Выходит, всё вот это, вся вот эта красота – она настолько хрупкая, и её жизнь так коротка, а я просто топчусь по ней и ломаю в своих руках всю эту уникальность? Вмиг становится стыдно. Вот бы законсервировать все эти сугробы, чтобы они никогда не таяли, чтобы хоть как-то сохранить им жизнь, чтобы кто-то их увидел и запомнил. И так хочется забрать эту редкую прекрасную снежинку, но ведь стоит мне её коснуться – и она исчезнет. Так что я таращусь на неё, почти не моргая, пытаюсь вобрать в себя каждую линию – единственная такая, и скоро её не станет.
– Ни одной, – кивает доктор. – Всё в природе уникально. От каждой снежинки, каждого дерева и каждого листа на нём до целых планет. Наша планета в каком-то роде та же снежинка, ей повезло сформироваться именно так, что здесь возникла разумная жизнь. И это куда более редкая удача, чем шестиконечная форма при текущей погоде. – Он смахивает снег с рукава, и с этим коротким движением исчезает целая снежинка-планета, такая редкая, что на её шести лучиках есть разумная жизнь. – Но и она неизбежно исчезнет. Всякая жизнь скоротечна. Это можно назвать глупостью, но мне хочется побороться со временем.

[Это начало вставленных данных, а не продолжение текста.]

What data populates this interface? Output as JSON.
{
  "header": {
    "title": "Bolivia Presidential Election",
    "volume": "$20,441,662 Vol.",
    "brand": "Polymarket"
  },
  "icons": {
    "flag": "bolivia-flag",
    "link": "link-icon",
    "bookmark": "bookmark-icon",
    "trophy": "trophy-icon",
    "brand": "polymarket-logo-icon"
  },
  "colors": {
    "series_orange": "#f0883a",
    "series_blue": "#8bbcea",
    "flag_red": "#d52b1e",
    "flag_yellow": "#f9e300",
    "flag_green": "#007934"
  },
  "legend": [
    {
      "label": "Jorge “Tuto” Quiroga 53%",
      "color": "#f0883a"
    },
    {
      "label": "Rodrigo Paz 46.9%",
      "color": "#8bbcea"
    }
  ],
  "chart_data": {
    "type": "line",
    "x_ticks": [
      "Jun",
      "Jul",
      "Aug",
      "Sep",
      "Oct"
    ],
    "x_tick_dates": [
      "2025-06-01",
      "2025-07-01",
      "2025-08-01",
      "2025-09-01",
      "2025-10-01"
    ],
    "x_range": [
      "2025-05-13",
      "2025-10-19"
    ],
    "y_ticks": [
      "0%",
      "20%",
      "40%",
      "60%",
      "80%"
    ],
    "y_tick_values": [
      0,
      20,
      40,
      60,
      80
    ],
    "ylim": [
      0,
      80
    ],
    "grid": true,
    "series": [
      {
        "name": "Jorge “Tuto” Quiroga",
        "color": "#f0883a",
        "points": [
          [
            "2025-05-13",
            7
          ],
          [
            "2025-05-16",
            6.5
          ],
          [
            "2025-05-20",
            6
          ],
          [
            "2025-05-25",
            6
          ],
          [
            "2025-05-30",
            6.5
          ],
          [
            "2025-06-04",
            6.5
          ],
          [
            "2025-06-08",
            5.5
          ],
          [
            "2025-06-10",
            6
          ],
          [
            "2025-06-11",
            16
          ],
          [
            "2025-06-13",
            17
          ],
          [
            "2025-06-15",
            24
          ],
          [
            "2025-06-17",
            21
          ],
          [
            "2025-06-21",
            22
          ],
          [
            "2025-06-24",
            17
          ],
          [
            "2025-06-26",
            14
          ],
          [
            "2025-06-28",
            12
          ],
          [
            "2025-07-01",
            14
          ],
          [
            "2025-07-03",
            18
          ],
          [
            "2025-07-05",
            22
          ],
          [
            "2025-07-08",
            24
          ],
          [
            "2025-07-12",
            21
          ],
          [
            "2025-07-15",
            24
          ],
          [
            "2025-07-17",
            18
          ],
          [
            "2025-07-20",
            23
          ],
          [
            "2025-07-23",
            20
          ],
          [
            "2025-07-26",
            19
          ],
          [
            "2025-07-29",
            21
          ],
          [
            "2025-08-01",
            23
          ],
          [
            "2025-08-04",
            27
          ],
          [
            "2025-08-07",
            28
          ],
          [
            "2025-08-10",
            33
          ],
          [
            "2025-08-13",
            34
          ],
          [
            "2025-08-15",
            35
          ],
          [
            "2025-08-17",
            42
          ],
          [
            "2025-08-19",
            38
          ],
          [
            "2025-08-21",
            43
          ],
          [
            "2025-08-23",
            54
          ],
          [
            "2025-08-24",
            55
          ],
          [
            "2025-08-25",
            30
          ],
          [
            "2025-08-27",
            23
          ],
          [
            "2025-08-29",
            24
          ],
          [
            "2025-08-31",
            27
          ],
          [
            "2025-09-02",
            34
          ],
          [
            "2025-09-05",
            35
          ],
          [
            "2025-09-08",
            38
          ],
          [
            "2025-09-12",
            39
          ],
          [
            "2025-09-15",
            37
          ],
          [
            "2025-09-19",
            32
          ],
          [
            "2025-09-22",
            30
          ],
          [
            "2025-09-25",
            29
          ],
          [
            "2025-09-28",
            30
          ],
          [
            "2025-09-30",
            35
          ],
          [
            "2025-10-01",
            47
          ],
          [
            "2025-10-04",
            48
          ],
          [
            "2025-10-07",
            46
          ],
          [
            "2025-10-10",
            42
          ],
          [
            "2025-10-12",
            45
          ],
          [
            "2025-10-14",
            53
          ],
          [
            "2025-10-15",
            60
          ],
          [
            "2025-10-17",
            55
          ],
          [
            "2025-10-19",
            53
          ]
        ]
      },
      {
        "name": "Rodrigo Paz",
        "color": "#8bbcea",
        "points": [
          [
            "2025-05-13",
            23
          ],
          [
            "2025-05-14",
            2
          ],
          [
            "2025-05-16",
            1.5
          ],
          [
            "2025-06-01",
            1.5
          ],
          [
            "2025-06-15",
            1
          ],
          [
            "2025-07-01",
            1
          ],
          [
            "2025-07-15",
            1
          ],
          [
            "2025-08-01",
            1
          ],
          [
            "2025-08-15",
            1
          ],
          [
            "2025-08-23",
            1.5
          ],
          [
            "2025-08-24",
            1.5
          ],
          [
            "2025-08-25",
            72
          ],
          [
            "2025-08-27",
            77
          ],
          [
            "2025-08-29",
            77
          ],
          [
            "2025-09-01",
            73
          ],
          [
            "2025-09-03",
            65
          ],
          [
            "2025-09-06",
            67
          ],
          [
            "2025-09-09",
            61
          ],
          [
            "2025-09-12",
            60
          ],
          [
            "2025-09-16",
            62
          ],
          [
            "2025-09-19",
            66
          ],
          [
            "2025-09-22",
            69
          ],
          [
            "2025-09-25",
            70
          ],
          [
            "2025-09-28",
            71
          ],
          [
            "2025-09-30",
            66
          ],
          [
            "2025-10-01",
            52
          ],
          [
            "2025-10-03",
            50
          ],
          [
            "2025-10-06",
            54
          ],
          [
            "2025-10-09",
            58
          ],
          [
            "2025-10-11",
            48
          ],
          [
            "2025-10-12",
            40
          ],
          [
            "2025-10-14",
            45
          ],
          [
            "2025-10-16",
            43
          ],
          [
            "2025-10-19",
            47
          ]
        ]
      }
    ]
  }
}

Пусть, говоря всё это, доктор и смотрит на меня, но говорит он вовсе не со мной.
* * *
– Хватит спрашивать! – ворчит Николай. – Доктор уехал.
– Как уехал? Куда? – Я потерянно смотрю в спину ползающего на карачках старика, который вытирает сырой тряпкой пыль с батарей под подоконником.
– Тебя это не касается. – Он с кряхтением поднимается с колен и ковыляет к следующей батарее. – По делам.
– По каким делам?
– По важным!
К зиме ему стало ещё тяжелее ходить: похоже, у него болят суставы, и он едва подволакивает за собой ноги, отчего и настроение испортилось пуще прежнего.
– А когда вернётся? – пугаюсь я. Никогда ещё доктор не покидал особняка, а вдруг он больше совсем-совсем не приедет?
– Займись делом! – скрежещет старик.
Дни стали короче, ночи – длиннее. Из-за темноты чаще клонит в сон, за окном из-за вечных снегопадов практически мёртвая стылая тишина и такая же мгла: во всём саду лишь два убогоньких фонаря возле разрешённого мне для прогулок пятачка. Каждый следующий день похож на предыдущий, будто время замкнуло в круг. Подъём, умывание, зарядка, капельница, прогулка, учёба, анализы, чтение, инъекции, немножко игр, купание, укол снотворного, отбой. Почти всё моё время проходит в классной комнате за чтением и решением арифметических и геометрических задачек из оставленных доктором учебников. И иногда мне ещё удаётся побегать по коридору, пока старик не видит.